I remember when I was a kid often hearing about how obscenely expensive razor blades are. They make the handle cheap but then the replacements are where they get you. I've never been bothered by razor prices, though I did opt for Harry's over Gillette. Maybe razors seem expensive relative to what we think they should cost, but my total annual otlay for razors turned out to be a much smaller part of my budget than these childhood impressions made me expect
It was a sticky, warm 11 PM as I walked down the boulevard from my hotel. My surroundings seemed about what I'd expect from the name Miami Beach: like being in Florida, if it was at a California price point. Away from the neon and seasalt I walked into the CVS, which like all locations of the chain seemed to be stuck in that mid-2000s wink of my childhood when I can first remember visiting the store with my mother. The cool air always blasts as I cross the sliding door threshold and I reminisce about a similar mission I had taken just a few months earlier in Chicago. In that instance I had also brought my razor but left my shaving cream and aftershave on a shelf in Boston. It was about 4 in the afternoon, and I had a ticket on the train leaving that night for California. A planned 52 hours on the train, which stretched to 61 with delays, called for the ability to shave. In that instance I had purchased a full-sized bottle of Cremo shave cream in the Original flavor and Duke Cannon mentholated aftershave balm, a blue-green substance that tingles irresisitably cool.
I've had an evolving relationship to the For Men category of cosmetic
products. The naive childhood response is of digust:
Why would I want something just for men? I'm not sexist, I'm not
afraid of floral scents!
I remember going to a hair salon somewhere around the age of 8, and
after the haircut the stylist started pitching me shampoo products.

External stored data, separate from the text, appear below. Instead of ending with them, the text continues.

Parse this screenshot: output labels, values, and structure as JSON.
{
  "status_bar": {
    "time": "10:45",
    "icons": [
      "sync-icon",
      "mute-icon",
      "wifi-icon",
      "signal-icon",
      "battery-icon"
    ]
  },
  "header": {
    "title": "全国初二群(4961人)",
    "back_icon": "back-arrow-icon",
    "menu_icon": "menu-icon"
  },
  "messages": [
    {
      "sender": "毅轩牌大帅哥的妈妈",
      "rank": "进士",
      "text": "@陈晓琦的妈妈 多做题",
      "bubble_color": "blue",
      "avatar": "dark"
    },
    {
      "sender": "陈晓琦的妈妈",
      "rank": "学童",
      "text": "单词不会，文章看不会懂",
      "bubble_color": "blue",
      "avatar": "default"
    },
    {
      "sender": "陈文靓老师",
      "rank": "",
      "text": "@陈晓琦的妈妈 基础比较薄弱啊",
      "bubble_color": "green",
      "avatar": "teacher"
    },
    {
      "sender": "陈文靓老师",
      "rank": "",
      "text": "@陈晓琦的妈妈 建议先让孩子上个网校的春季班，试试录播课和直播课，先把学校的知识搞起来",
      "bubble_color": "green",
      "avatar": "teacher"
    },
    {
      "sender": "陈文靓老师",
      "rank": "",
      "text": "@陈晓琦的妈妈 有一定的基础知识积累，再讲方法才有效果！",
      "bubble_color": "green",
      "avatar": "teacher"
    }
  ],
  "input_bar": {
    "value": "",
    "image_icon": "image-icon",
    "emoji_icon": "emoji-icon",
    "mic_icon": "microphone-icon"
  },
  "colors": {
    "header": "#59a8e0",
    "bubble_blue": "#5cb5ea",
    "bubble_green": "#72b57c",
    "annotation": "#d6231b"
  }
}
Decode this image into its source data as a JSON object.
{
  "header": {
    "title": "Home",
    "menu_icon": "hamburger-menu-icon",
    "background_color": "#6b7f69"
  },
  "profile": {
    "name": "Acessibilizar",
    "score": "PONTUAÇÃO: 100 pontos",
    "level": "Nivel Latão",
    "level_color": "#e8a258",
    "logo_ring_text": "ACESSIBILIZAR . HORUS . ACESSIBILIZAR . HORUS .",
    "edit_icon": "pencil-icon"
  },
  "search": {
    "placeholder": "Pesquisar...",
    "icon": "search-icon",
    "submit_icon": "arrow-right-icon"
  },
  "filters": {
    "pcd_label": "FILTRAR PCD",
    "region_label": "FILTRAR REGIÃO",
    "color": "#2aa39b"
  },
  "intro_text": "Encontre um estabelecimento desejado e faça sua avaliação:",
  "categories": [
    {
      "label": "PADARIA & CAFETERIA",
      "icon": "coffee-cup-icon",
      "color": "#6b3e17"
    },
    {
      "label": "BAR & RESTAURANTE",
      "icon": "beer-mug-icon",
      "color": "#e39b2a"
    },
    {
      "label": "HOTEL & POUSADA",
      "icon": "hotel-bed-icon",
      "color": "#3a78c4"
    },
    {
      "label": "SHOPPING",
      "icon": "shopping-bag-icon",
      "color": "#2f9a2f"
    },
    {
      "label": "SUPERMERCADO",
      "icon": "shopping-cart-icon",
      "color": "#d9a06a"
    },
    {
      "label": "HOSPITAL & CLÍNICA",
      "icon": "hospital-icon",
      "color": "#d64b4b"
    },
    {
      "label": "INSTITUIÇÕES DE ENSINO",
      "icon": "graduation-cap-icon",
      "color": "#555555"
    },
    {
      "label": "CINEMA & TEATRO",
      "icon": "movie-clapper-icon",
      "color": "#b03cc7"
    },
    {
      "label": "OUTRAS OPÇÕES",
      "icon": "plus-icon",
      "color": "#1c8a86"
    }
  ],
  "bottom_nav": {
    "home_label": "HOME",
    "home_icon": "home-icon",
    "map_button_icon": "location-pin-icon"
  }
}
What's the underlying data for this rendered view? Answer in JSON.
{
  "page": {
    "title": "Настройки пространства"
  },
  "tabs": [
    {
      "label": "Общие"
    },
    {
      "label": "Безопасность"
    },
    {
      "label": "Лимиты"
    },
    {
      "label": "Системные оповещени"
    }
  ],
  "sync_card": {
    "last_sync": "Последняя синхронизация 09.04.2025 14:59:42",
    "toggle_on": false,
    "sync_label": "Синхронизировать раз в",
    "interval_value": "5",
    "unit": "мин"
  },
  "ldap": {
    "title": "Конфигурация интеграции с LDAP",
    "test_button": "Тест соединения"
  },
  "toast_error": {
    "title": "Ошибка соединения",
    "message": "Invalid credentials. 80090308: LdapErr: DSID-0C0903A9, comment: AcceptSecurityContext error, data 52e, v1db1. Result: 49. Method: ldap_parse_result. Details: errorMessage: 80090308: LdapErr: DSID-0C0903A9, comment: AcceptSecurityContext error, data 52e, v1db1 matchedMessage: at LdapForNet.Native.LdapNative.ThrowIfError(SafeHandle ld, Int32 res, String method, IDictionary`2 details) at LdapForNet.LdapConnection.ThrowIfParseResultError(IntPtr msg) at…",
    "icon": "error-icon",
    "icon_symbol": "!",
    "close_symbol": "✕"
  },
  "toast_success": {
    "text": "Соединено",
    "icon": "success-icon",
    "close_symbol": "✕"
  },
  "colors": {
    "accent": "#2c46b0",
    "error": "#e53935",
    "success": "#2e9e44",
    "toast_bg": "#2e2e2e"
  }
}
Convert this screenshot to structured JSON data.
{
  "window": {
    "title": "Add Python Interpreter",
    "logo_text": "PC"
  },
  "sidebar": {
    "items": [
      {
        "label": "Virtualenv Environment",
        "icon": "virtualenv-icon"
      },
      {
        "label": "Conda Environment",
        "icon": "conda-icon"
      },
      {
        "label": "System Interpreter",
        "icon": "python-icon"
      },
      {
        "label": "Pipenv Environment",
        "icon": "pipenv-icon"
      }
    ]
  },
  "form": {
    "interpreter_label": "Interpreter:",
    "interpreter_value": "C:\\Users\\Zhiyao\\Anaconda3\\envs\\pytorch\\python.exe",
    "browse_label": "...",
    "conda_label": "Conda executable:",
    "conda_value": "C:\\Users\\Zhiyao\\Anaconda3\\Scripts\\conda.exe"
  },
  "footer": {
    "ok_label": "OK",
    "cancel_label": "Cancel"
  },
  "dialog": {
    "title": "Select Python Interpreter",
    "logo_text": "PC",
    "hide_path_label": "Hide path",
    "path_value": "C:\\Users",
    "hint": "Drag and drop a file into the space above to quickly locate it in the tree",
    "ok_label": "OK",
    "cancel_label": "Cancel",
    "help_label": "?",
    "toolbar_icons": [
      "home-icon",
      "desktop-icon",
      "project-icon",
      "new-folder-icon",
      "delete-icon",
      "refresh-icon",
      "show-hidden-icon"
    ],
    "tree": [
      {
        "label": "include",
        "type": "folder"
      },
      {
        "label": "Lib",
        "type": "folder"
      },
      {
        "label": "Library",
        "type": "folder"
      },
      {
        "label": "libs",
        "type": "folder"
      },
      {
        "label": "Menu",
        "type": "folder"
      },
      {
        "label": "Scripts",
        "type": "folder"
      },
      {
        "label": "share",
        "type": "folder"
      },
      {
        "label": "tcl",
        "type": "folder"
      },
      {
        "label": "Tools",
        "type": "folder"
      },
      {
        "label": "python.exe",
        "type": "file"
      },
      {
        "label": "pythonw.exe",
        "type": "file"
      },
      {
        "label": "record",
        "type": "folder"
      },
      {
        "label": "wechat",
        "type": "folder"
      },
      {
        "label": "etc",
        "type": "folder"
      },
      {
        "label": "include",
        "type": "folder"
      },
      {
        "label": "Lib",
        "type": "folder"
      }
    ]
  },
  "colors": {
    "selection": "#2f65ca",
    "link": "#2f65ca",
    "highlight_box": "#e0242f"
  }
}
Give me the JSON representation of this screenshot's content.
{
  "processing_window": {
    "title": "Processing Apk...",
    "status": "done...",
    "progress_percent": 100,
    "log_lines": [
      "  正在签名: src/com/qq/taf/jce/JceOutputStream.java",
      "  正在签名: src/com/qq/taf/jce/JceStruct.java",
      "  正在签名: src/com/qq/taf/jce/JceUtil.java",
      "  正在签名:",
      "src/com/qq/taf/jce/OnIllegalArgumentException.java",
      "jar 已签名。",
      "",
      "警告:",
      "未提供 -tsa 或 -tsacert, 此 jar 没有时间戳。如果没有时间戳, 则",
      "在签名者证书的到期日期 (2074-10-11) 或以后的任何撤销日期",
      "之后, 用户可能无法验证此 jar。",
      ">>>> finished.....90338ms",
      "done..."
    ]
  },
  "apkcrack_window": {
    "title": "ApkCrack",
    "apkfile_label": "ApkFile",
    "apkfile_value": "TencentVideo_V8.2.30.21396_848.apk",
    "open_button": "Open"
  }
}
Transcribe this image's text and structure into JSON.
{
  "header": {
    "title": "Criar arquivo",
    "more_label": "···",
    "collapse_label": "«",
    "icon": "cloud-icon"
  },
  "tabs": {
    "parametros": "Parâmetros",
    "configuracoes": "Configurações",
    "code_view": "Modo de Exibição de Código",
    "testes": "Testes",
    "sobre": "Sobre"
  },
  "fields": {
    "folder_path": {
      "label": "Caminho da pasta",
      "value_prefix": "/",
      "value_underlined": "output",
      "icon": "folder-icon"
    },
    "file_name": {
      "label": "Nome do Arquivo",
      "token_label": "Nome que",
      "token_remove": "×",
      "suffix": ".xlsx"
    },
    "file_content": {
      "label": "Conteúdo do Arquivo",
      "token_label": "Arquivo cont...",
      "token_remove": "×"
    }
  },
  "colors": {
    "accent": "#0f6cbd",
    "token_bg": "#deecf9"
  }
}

She offered two options for flavor: FLORAL or MANLY. I
decided, being myself a man, to try manly and went home with my bottle
of AMERICAN CREW. I was loyal to that whim decision until several
years later, when a dermatologist insisted I use every anti-dandruff
shampoo on the market in a rotating cycle, to avoid a tolerance to any
type. Then came the lovely scents: everything from Head and Shoulders'
classic green apple to the inimitable coal tar, which has in its nose
all the unapologetic roughness of its name.